In a meta-analysis, Arbildo et al. [65] found that UAs in ER/SEE mode had better retention than those in SE mode. These results may indicate a particular effect of phosphoric acid-induced adhesion to enamel. Different application strategies were used on dentin for ER and SEE, with additional chemical adhesion more likely for SEE and SE. Therefore, one should be cautious in generalizing these results. Theoretically, we suspected an additive effect of microretentive and chemical adhesion when iBU was applied. It is unclear how pronounced the [62] adhesion of 10-MDP is in demineralized dentin. Possibly, phosphoric acid conditioning demineralizes sclerotic dentin less, leaving calcium binding sites for the functional monomer. However, the availability of calcium binding sites is expected to be reduced, potentially weakening chemical adhesion [3]. Thus, from the point of view of using a moderate acidic adhesive, the SE mode could be more beneficial. iBU performed best in the SEE mode, which is consistent with the current state of the literature: a recently published meta-analysis found better retention behavior for UAs in the SEE mode than in the SE mode [27]. In both this study and the meta-analysis, the universal adhesive was thus applied to the primarily relevant dentin surfaces in a self-conditioning manner, which confirms the previous assumption. Similarly, in the current study, the iBU-SEE group showed fewer marginal gaps and significantly more perfect marginal proportions than the iBU-SE group. SEE makes it possible to adapt well to the different substrates of the tooth structure. In dentin, the acidic monomers of the UAs demineralize only to a depth of 1 µm, which ensures complete infiltration of the monomer and stabilizes the collagen framework with the remaining hydroxylapatite [8]. Moreover, without phosphoric acid etching, enough calcium ions remain as binding sites to form stable salts with 10-MDP [3]. In enamel, on the other hand, the demineralization potential of the self-etching monomers is not strong enough to generate a sufficient microretentive pattern, and additional selective etching with phosphoric acid is recommended [5,27].

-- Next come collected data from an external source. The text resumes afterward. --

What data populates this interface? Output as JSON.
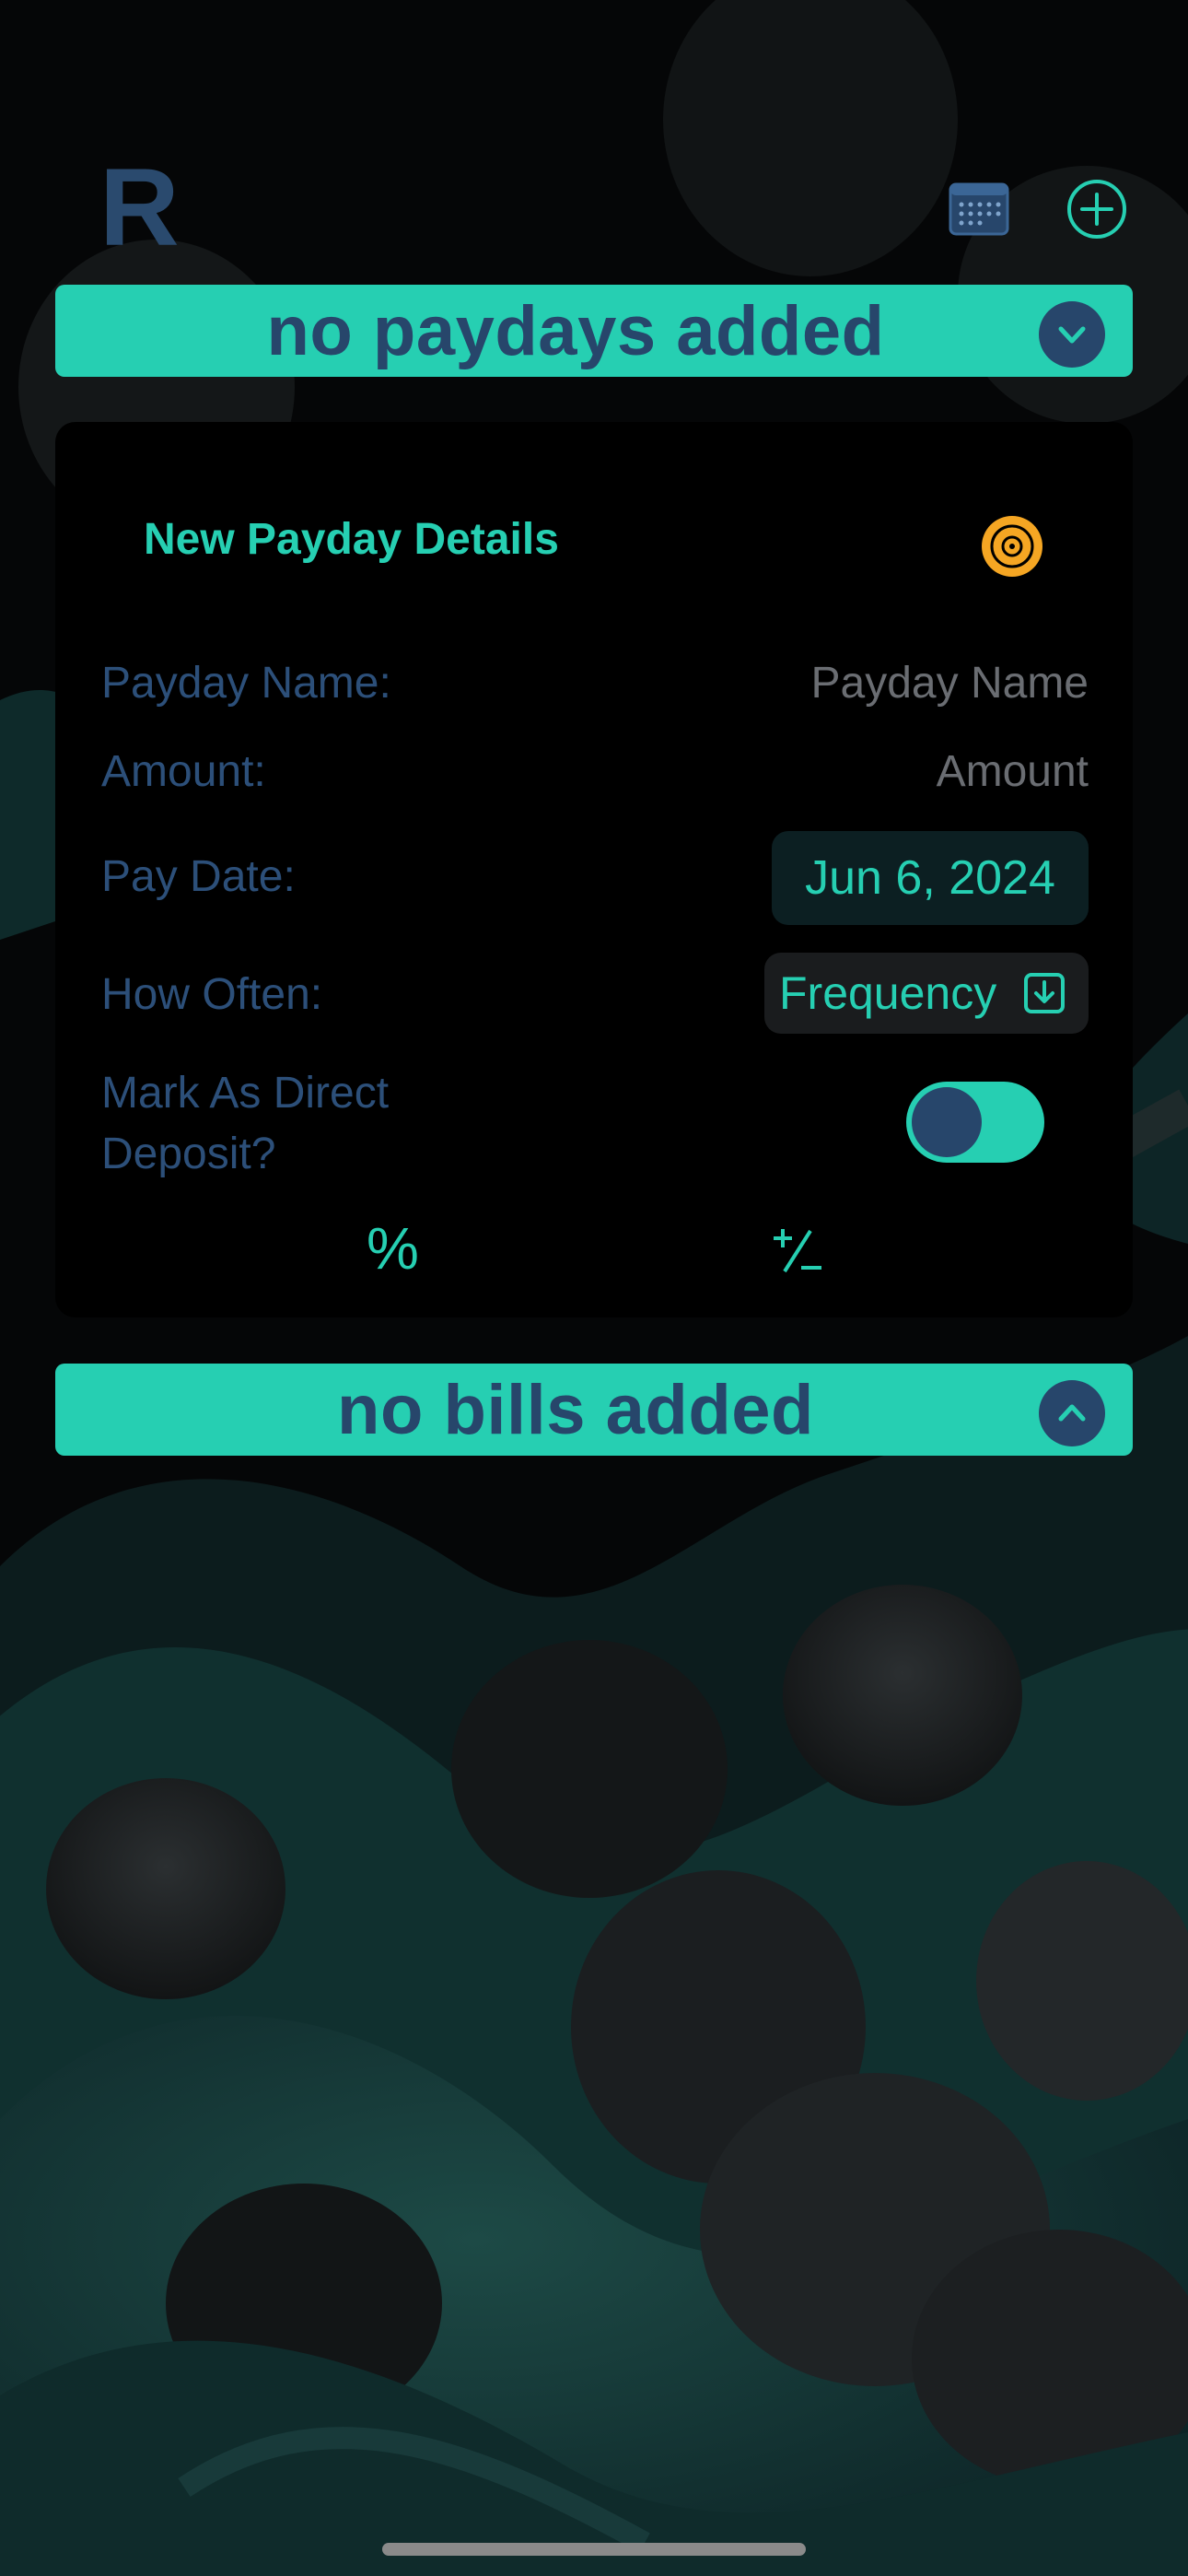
{
  "header": {
    "logo_letter": "R",
    "calendar_icon": "calendar-icon",
    "add_icon": "plus-circle-icon"
  },
  "paydays_banner": {
    "text": "no paydays added",
    "toggle_icon": "chevron-down-icon"
  },
  "payday_form": {
    "title": "New Payday Details",
    "save_icon": "disc-save-icon",
    "fields": {
      "name_label": "Payday Name:",
      "name_placeholder": "Payday Name",
      "amount_label": "Amount:",
      "amount_placeholder": "Amount",
      "pay_date_label": "Pay Date:",
      "pay_date_value": "Jun 6, 2024",
      "how_often_label": "How Often:",
      "frequency_value": "Frequency",
      "frequency_icon": "download-box-icon",
      "direct_deposit_label_line1": "Mark As Direct",
      "direct_deposit_label_line2": "Deposit?",
      "direct_deposit_on": true
    },
    "percent_symbol": "%",
    "plus_minus_symbol": "+/-"
  },
  "bills_banner": {
    "text": "no bills added",
    "toggle_icon": "chevron-up-icon"
  },
  "colors": {
    "accent": "#26cfb2",
    "navy": "#27466b",
    "label": "#2c4f79",
    "placeholder": "#6a6d72",
    "orange": "#f5a623",
    "background": "#050607"
  }
}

A strength of this study is that the fillings were placed by one experienced, calibrated dentist who was not involved in further clinical evaluation and QMA to minimize operator-related influences. To reduce the patient-related influence, the reference adhesive and the iBU were applied in three different modes to the same patient. Lesions were classified according to size, location, enamel, and dentin margins, but the degree of sclerosis was not determined. However, this seems to influence the adhesive bond [18]. In this regard, cavity preparation could be considered a limitation. It could only be somewhat standardized, but the influence was comparably distributed in all groups. In this study, QMA showed higher discriminatory power in two comparisons, and changes at the restoration margin could be detected early before they became clinically visible (iBU-SEE/OFL and iBU-ER/OFL). This was not the case in the system comparisons of iBU-SE/iBU-ER or iBU-SE/OFL. It is arguable that for the QMA in the groups iBU-ER and OFL, a total of one and four filling losses (Figure 1), respectively, were recorded, which may prevent statistical verification of a group difference, despite data imputation. On the other hand, the different assessment of the iBU-SE and iBU-ER groups with QMA clinically remains to be further investigated.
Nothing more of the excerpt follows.